[stable][oslo] Supporting qemu 4.1.0 on stein and older
Hi, This is related to the FFE for train, but I wanted to discuss it separately because I think the circumstances are a bit different. Qemu 4.1.0 did not exist during the Stein cycle, so it's not clear to me that backporting bug fixes for it is valid. The original author of the patch actually wants it for Rocky, which is basically in the same situation as Stein. I should note he's willing to carry the patch downstream if necessary. On the one hand, it sounds like this is something at least one operator wants, but on the other I'm not sure the stable policy supports backporting patches to support a version of a dependency that didn't exist when the release was initially cut. I'm soliciting opinions on how to proceed here. Reference: https://review.opendev.org/#/c/686532 Thanks. -Ben
On 2019-10-07 10:44:04 -0500 (-0500), Ben Nemec wrote: [...]

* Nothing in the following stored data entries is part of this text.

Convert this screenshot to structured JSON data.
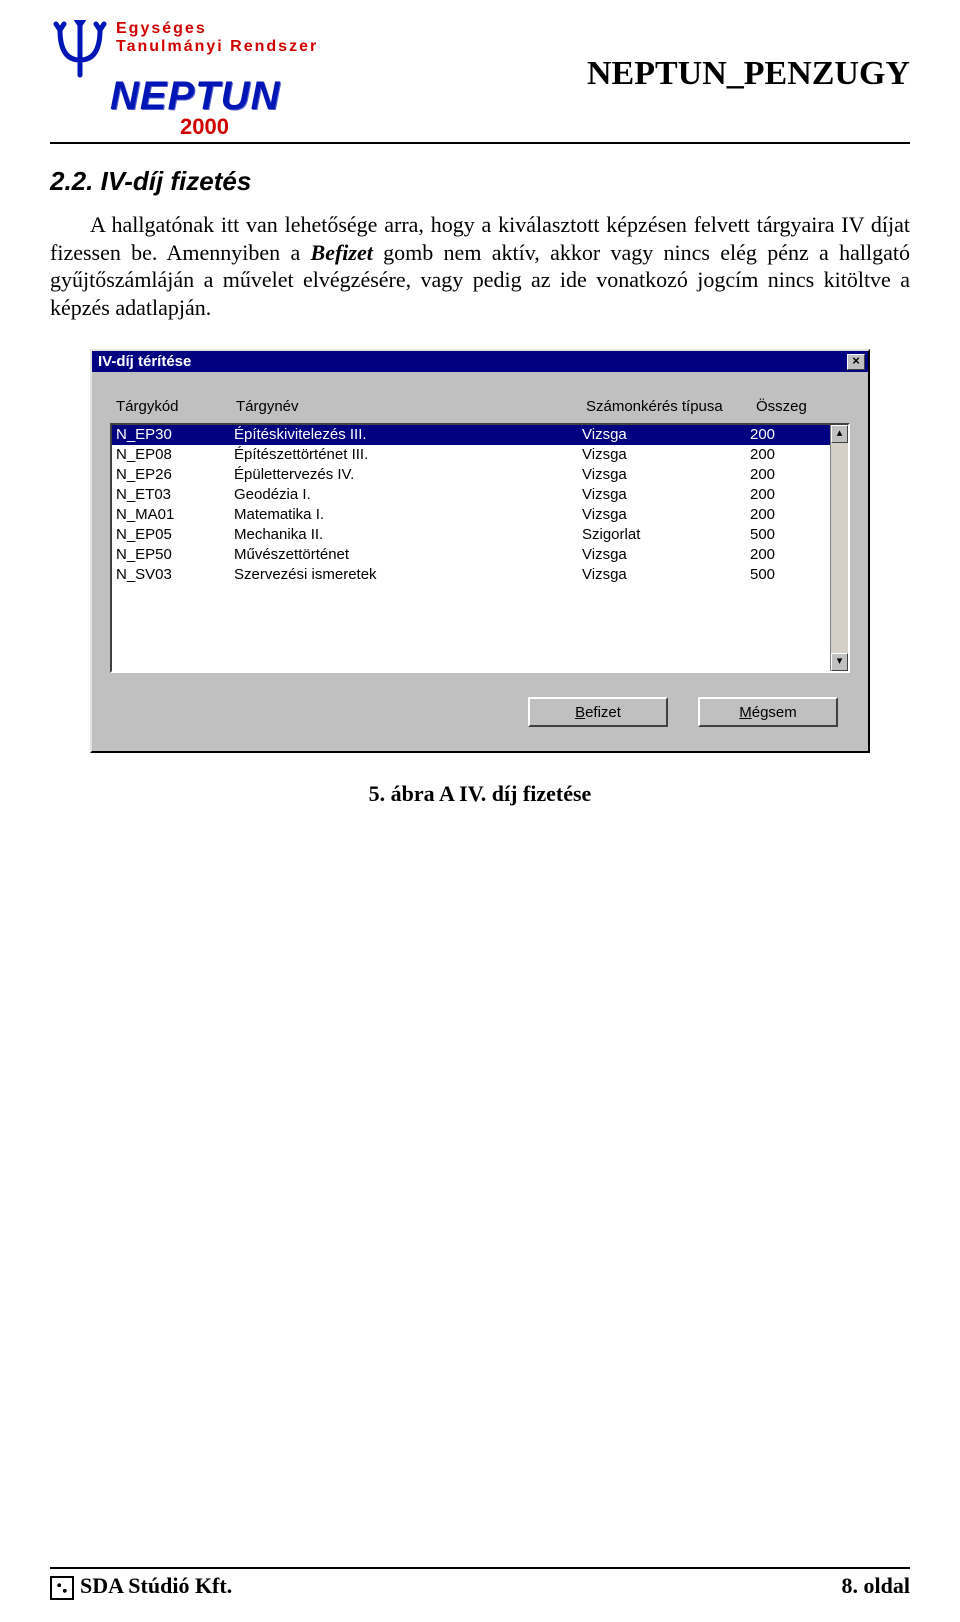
{
  "header": {
    "tagline_line1": "Egységes",
    "tagline_line2": "Tanulmányi  Rendszer",
    "logo_word": "NEPTUN",
    "logo_year": "2000",
    "doc_title": "NEPTUN_PENZUGY"
  },
  "section": {
    "heading": "2.2. IV-díj fizetés",
    "paragraph_a": "A hallgatónak itt van lehetősége arra, hogy a kiválasztott képzésen felvett tárgyaira IV díjat fizessen be. Amennyiben a ",
    "paragraph_befizet": "Befizet",
    "paragraph_b": " gomb nem aktív, akkor vagy nincs elég pénz a hallgató gyűjtőszámláján a művelet elvégzésére, vagy pedig az ide vonatkozó jogcím nincs kitöltve a képzés adatlapján."
  },
  "dialog": {
    "title": "IV-díj térítése",
    "close_glyph": "×",
    "columns": [
      "Tárgykód",
      "Tárgynév",
      "Számonkérés típusa",
      "Összeg"
    ],
    "rows": [
      {
        "code": "N_EP30",
        "name": "Építéskivitelezés III.",
        "type": "Vizsga",
        "amount": "200",
        "selected": true
      },
      {
        "code": "N_EP08",
        "name": "Építészettörténet III.",
        "type": "Vizsga",
        "amount": "200",
        "selected": false
      },
      {
        "code": "N_EP26",
        "name": "Épülettervezés IV.",
        "type": "Vizsga",
        "amount": "200",
        "selected": false
      },
      {
        "code": "N_ET03",
        "name": "Geodézia I.",
        "type": "Vizsga",
        "amount": "200",
        "selected": false
      },
      {
        "code": "N_MA01",
        "name": "Matematika I.",
        "type": "Vizsga",
        "amount": "200",
        "selected": false
      },
      {
        "code": "N_EP05",
        "name": "Mechanika II.",
        "type": "Szigorlat",
        "amount": "500",
        "selected": false
      },
      {
        "code": "N_EP50",
        "name": "Művészettörténet",
        "type": "Vizsga",
        "amount": "200",
        "selected": false
      },
      {
        "code": "N_SV03",
        "name": "Szervezési ismeretek",
        "type": "Vizsga",
        "amount": "500",
        "selected": false
      }
    ],
    "scroll_up": "▴",
    "scroll_down": "▾",
    "btn_befizet_pre": "",
    "btn_befizet_ul": "B",
    "btn_befizet_post": "efizet",
    "btn_megsem_pre": "",
    "btn_megsem_ul": "M",
    "btn_megsem_post": "égsem"
  },
  "caption": "5. ábra A IV. díj fizetése",
  "footer": {
    "company": "SDA Stúdió Kft.",
    "page": "8. oldal"
  }
}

Qemu 4.1.0 did not exist during the Stein cycle, so it's not clear to me that backporting bug fixes for it is valid. The original author of the patch actually wants it for Rocky [...]
Neither the changes nor the bug report indicate what the motivation is for supporting newer Qemu with (much) older OpenStack. Is there some platform which has this Qemu behavior on which folks are trying to run Rocky? Or is it a homegrown build combining these dependency versions from disparate time periods? Or maybe some other reason I'm not imagining? -- Jeremy Stanley
On Mon, 2019-10-07 at 16:31 +0000, Jeremy Stanley wrote:
On 2019-10-07 10:44:04 -0500 (-0500), Ben Nemec wrote: [...]
Qemu 4.1.0 did not exist during the Stein cycle, so it's not clear to me that backporting bug fixes for it is valid. The original author of the patch actually wants it for Rocky
[...]
Neither the changes nor the bug report indicate what the motivation is for supporting newer Qemu with (much) older OpenStack. Is there some platform which has this Qemu behavior on which folks are trying to run Rocky? Or is it a homegrown build combining these dependency versions from disparate time periods? Or maybe some other reason I'm not imagining? i suspect the motivation is the fact that distos like RHEL often bump qemu and libvirt versions in minor releases. so if you deploy Queens on say rhel 7.5 orignally but you upgraged it to rhel 7.7 over time you would end up running with a qemu/libvirt that may not have existed when queens was released.
when qemu has broken its public api in the past and that change in behavior has been addressed in later openstack release disto have often had to backport that fix to an openstack that was release before that depency existed. this depends on the distro. canonical for example package qemu and ovs in the ubuntu cloud archive for each given release i belive so you can go form 18.04.0 to 18.04.1 and know it wont break your openstack install but on rhel QEMU and kvm are owned by a sperate team and layered prodcut like openstack consume the output of that team which follow the RHEL release cycle not the openstack one. so i expect this to vary per distro. when a change is backportable upstream that is obviosly perferable. i dont actully think this need to be fixed in Train GA if a oslo release is done promptly that can be consumed instead. i expect this to get backported downs stream anyway so if we can avoid multiple distros doing that and backport it upstream give it backward compatibale it think that would be preferable. just my 2 cents
On 10/7/19 11:31 AM, Jeremy Stanley wrote:
On 2019-10-07 10:44:04 -0500 (-0500), Ben Nemec wrote: [...]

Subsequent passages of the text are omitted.